Na sua segunda detenção, em 1905, Trótski passou dois anos na “prisão provisória”, como diz ele, em São Petersburgo. Planejou sua fuga no trajeto mesmo percorrido pela escolta policial que o transferia dali para um povoado remoto na Sibéria, Obdorsk, destino final de sua condenação perpétua.

A narrativa é dividida em duas partes: “A Ida” e “A volta”, sendo a primeira em estilo epistolar, em cartas cujo destinatário, anônimo no texto, era sua segunda mulher, Natália Sedova, revolucionária russa que Trótski conhecera em Paris, por ocasião de sua primeira fuga, e com quem teve dois filhos.
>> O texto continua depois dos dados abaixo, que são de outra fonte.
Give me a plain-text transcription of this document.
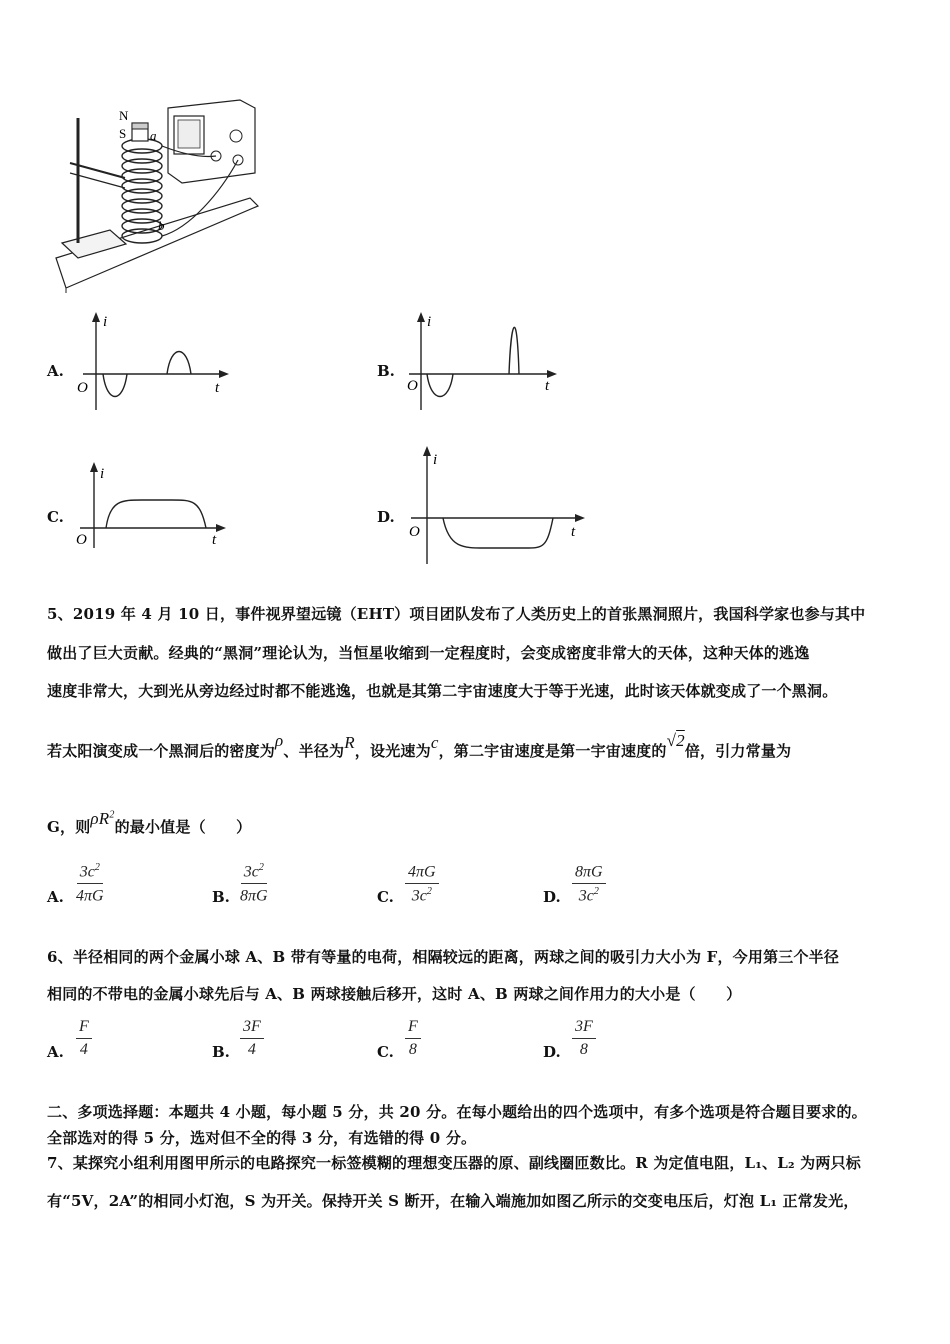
N
S a
b
A.
i
t
O
B.
i
t
O
C.
i
t
O
D.
i
t
O
5、2019 年 4 月 10 日，事件视界望远镜（EHT）项目团队发布了人类历史上的首张黑洞照片，我国科学家也参与其中
做出了巨大贡献。经典的“黑洞”理论认为，当恒星收缩到一定程度时，会变成密度非常大的天体，这种天体的逃逸
速度非常大，大到光从旁边经过时都不能逃逸，也就是其第二宇宙速度大于等于光速，此时该天体就变成了一个黑洞。
若太阳演变成一个黑洞后的密度为ρ、半径为R，设光速为c，第二宇宙速度是第一宇宙速度的√2倍，引力常量为
G，则$\rho R^2$的最小值是（　　）
A. $\frac{3c^2}{4\pi G}$	B. $\frac{3c^2}{8\pi G}$	C. $\frac{4\pi G}{3c^2}$	D. $\frac{8\pi G}{3c^2}$
6、半径相同的两个金属小球 A、B 带有等量的电荷，相隔较远的距离，两球之间的吸引力大小为 F，今用第三个半径
相同的不带电的金属小球先后与 A、B 两球接触后移开，这时 A、B 两球之间作用力的大小是（　　）
A. $\frac{F}{4}$	B. $\frac{3F}{4}$	C. $\frac{F}{8}$	D. $\frac{3F}{8}$
二、多项选择题：本题共 4 小题，每小题 5 分，共 20 分。在每小题给出的四个选项中，有多个选项是符合题目要求的。
全部选对的得 5 分，选对但不全的得 3 分，有选错的得 0 分。
7、某探究小组利用图甲所示的电路探究一标签模糊的理想变压器的原、副线圈匝数比。R 为定值电阻，L₁、L₂ 为两只标
有“5V，2A”的相同小灯泡，S 为开关。保持开关 S 断开，在输入端施加如图乙所示的交变电压后，灯泡 L₁ 正常发光，
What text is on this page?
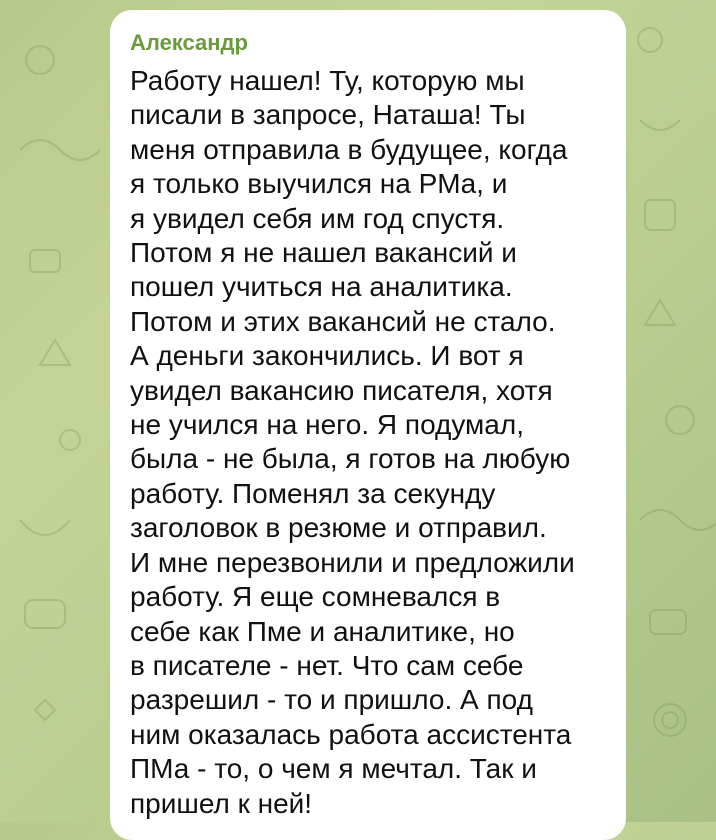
Александр
Работу нашел! Ту, которую мы
писали в запросе, Наташа! Ты
меня отправила в будущее, когда
я только выучился на PMа, и
я увидел себя им год спустя.
Потом я не нашел вакансий и
пошел учиться на аналитика.
Потом и этих вакансий не стало.
А деньги закончились. И вот я
увидел вакансию писателя, хотя
не учился на него. Я подумал,
была - не была, я готов на любую
работу. Поменял за секунду
заголовок в резюме и отправил.
И мне перезвонили и предложили
работу. Я еще сомневался в
себе как Пме и аналитике, но
в писателе - нет. Что сам себе
разрешил - то и пришло. А под
ним оказалась работа ассистента
ПМа - то, о чем я мечтал. Так и
пришел к ней!
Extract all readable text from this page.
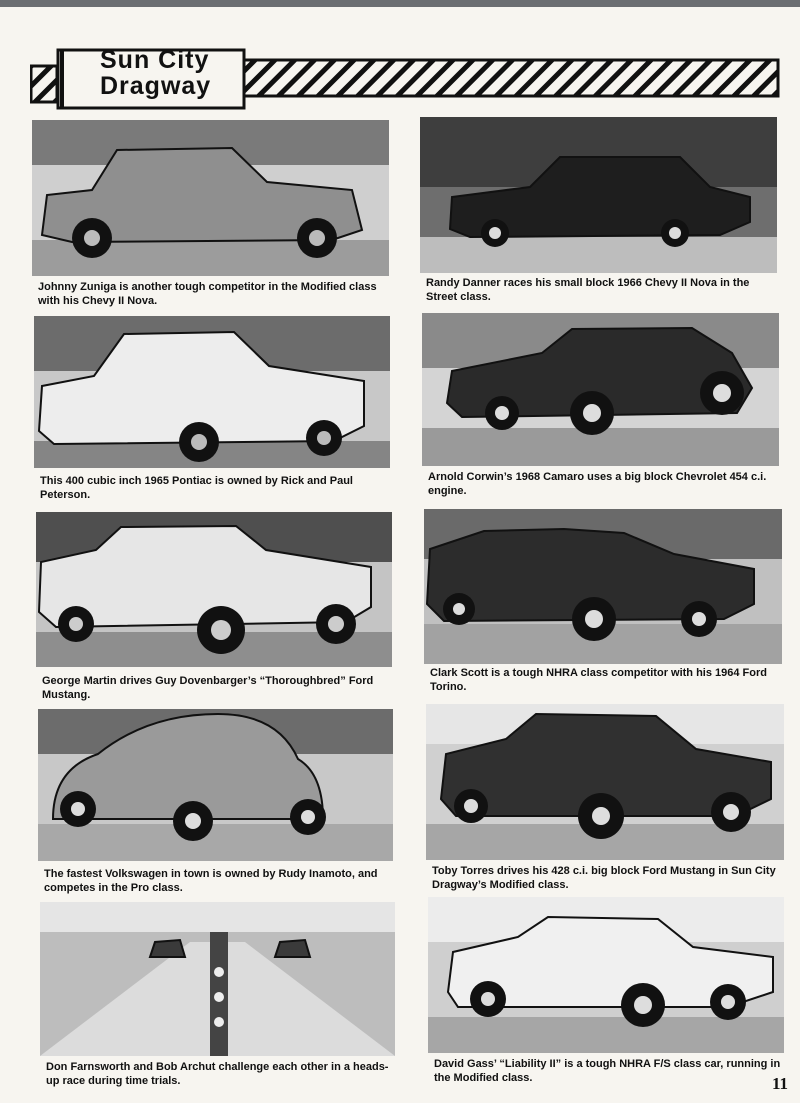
Sun City
Dragway
Johnny Zuniga is another tough competitor in the Modified class with his Chevy II Nova.
Randy Danner races his small block 1966 Chevy II Nova in the Street class.
This 400 cubic inch 1965 Pontiac is owned by Rick and Paul Peterson.
Arnold Corwin’s 1968 Camaro uses a big block Chevrolet 454 c.i. engine.
George Martin drives Guy Dovenbarger’s “Thoroughbred” Ford Mustang.
Clark Scott is a tough NHRA class competitor with his 1964 Ford Torino.
The fastest Volkswagen in town is owned by Rudy Inamoto, and competes in the Pro class.
Toby Torres drives his 428 c.i. big block Ford Mustang in Sun City Dragway’s Modified class.
Don Farnsworth and Bob Archut challenge each other in a heads-up race during time trials.
David Gass’ “Liability II” is a tough NHRA F/S class car, running in the Modified class.	11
Na segunda parte, o tom muda para diário de viagem.

Nota-se o observador atento neste Trótski narrador que logo afirma sua decisão de se insurgir contra a condição de condenado ao degredo

Nas cartas à mulher, o prisioneiro vai narrando as etapas da jornada pela Sibéria gelada, de temperaturas entre 25 e 30 graus negativos, parte feita por trem, parte a cavalo, parte em trenós puxados por renas.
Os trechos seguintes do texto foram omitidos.